Rapid developments in the war in Ukraine and the ensuing sanctions on Russia are driving enormous fluctuations in the market, and holdings in oil contracts have slumped due to the volatility. Libya said Wednesday that OPEC should ramp up supply faster to ease the energy crisis. On Thursday, Saudi Arabia’s Crown Prince Mohammed bin Salman told the Japanese Prime Minister that the kingdom is keen to maintain the oil market’s balance and stability, state-run SPA reported.
- West Texas Intermediate for April delivery rose US$7.94 to settle at US$102.98 a barrel in New York.
- Brent for May settlement gained US$8.62 to settle at US$106.64 a barrel.
Adding to the oil market’s volatility is a liquidity crunch, leaving prices vulnerable to big swings. The extent of the liquidation shows up in open interest figures. Holdings for WTI fell to the lowest since 2016, while those for Brent were the lowest since 2015.
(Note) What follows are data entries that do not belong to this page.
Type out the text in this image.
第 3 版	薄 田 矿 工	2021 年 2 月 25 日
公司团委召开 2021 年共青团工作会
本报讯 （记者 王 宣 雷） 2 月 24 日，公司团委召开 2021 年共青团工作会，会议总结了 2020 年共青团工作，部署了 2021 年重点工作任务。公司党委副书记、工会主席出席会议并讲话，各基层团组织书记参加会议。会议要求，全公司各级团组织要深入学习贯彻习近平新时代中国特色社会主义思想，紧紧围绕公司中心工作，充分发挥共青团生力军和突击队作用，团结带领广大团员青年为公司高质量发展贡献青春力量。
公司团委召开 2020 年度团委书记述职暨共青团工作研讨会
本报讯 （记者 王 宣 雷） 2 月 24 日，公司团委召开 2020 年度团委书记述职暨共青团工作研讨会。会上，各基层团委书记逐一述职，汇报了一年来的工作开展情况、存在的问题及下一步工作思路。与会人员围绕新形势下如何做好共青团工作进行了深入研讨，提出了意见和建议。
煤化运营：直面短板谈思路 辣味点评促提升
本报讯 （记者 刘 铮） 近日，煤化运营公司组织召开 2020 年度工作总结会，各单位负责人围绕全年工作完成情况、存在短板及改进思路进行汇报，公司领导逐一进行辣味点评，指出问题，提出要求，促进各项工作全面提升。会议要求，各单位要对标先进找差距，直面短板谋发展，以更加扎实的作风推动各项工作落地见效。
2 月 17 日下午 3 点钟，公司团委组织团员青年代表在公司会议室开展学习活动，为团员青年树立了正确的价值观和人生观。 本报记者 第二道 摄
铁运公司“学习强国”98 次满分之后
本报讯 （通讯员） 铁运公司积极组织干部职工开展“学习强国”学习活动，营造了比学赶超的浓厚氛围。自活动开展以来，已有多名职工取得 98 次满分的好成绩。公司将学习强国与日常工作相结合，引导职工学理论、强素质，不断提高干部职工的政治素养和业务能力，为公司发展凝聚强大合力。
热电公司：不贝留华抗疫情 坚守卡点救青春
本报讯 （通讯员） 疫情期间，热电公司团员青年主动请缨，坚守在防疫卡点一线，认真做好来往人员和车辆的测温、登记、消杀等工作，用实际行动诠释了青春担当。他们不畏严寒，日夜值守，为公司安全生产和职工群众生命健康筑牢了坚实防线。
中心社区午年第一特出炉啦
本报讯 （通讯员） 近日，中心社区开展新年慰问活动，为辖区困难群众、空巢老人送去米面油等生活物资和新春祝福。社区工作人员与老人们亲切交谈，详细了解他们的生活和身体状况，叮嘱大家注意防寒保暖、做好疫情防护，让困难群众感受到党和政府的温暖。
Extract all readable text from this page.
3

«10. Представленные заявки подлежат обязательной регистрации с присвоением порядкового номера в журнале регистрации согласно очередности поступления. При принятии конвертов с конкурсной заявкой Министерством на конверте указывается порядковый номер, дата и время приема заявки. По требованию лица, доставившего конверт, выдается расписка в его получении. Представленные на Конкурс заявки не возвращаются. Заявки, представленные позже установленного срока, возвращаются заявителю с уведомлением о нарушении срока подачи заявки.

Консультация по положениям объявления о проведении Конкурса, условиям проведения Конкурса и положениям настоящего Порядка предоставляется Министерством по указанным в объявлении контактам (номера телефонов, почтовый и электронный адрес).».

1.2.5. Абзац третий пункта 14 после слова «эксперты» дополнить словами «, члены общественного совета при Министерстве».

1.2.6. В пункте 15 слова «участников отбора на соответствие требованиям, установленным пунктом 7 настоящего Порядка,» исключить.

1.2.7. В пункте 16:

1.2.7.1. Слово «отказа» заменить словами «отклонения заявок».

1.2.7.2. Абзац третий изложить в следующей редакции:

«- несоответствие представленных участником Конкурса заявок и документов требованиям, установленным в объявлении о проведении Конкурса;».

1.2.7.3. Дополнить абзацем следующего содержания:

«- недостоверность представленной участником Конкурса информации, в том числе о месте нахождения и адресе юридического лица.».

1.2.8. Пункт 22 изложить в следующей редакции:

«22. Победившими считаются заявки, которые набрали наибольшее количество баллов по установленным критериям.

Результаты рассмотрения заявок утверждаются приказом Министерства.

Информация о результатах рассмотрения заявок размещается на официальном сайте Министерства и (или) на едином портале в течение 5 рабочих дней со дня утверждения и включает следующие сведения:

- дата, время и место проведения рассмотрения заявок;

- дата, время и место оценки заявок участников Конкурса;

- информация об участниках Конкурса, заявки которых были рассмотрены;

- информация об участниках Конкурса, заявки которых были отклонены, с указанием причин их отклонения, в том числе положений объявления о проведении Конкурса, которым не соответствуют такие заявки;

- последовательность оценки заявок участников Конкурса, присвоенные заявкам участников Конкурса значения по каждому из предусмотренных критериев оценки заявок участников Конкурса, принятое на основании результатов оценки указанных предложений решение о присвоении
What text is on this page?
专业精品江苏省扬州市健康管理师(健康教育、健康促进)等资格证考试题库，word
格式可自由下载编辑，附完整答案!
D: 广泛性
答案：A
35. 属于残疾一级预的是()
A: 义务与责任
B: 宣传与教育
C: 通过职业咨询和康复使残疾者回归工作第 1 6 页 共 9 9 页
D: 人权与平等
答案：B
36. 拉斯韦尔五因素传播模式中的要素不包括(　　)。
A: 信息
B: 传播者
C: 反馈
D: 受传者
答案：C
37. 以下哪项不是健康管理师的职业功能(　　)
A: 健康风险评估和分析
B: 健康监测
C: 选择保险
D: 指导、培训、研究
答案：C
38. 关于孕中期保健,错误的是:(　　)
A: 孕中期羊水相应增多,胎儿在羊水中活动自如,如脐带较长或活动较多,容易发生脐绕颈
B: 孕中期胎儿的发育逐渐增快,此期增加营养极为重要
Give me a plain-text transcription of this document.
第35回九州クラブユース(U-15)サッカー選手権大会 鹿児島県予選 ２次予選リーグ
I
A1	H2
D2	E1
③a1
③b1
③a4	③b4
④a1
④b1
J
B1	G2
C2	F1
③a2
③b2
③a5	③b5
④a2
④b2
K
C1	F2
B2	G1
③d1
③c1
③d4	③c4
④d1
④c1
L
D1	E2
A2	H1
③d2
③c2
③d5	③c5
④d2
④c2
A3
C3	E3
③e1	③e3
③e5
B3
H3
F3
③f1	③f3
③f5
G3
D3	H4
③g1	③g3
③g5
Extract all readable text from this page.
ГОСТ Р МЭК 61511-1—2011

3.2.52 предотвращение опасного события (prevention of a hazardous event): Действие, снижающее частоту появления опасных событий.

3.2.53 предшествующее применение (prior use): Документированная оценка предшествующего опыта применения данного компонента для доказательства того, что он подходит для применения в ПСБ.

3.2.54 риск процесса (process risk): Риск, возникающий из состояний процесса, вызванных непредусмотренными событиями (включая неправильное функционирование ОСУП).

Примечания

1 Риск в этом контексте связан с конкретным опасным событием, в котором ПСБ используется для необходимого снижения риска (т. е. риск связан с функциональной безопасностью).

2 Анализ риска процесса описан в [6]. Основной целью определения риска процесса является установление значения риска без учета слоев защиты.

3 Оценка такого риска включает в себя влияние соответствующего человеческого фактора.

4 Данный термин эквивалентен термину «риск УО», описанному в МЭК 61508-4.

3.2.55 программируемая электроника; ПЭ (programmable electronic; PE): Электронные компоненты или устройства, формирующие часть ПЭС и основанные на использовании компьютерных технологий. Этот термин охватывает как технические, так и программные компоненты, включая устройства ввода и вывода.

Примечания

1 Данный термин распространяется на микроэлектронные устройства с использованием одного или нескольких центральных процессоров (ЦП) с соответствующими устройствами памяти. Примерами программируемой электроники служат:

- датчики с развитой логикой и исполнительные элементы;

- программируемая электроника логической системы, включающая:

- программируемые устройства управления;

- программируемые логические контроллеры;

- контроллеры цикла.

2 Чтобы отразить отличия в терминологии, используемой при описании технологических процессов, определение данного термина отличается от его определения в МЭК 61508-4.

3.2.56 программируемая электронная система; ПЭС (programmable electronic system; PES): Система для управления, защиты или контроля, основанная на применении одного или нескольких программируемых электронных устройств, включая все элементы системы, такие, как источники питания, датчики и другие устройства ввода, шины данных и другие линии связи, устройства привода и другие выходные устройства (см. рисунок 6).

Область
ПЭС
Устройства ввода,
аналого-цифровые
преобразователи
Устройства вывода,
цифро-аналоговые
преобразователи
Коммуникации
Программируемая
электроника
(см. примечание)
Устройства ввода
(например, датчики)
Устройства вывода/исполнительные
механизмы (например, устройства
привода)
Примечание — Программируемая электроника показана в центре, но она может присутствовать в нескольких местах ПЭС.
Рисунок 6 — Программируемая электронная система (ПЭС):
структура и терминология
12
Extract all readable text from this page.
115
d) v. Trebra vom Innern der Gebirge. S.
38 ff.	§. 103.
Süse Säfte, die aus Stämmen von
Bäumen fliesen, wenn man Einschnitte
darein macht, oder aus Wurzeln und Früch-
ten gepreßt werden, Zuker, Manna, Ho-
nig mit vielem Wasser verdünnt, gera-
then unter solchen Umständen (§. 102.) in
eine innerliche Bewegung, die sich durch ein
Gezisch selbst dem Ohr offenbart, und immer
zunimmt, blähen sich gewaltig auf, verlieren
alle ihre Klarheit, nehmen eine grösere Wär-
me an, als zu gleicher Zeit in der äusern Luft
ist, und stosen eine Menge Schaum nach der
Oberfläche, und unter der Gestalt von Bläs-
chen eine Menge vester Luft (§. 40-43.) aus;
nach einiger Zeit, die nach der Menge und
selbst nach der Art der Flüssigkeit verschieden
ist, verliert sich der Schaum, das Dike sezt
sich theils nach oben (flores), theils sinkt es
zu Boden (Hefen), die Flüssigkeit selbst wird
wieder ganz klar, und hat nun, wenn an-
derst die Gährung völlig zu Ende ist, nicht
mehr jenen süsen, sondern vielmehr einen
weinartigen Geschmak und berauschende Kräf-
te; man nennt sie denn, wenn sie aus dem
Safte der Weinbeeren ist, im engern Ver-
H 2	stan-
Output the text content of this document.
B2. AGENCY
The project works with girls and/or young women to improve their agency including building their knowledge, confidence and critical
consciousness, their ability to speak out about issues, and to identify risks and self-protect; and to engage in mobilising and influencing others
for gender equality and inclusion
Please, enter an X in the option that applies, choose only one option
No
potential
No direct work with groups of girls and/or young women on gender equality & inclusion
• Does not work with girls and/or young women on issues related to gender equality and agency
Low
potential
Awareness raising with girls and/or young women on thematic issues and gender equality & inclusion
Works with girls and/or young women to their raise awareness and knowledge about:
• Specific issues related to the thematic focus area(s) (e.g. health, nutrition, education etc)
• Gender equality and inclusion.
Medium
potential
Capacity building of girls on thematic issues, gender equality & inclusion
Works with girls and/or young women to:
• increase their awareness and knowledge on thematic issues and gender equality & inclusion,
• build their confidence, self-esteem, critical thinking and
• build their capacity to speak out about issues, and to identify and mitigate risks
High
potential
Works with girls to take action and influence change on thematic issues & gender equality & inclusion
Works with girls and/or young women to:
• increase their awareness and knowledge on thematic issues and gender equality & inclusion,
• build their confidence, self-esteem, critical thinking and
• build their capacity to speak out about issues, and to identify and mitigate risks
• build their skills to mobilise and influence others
- Loadings of Russia’s flagship Urals crude might be set to slip in the coming days after at least three cargoes were canceled, offering a possible hint that a buyers’ strike is affecting exports.
- Looking at the latest forecasts from the three leading oil agencies, you’d be forgiven for thinking they lived in different worlds.
- Morgan Stanley raised its oil-price forecasts for the latter half of this year and 2023, citing tighter supply-demand balances worldwide.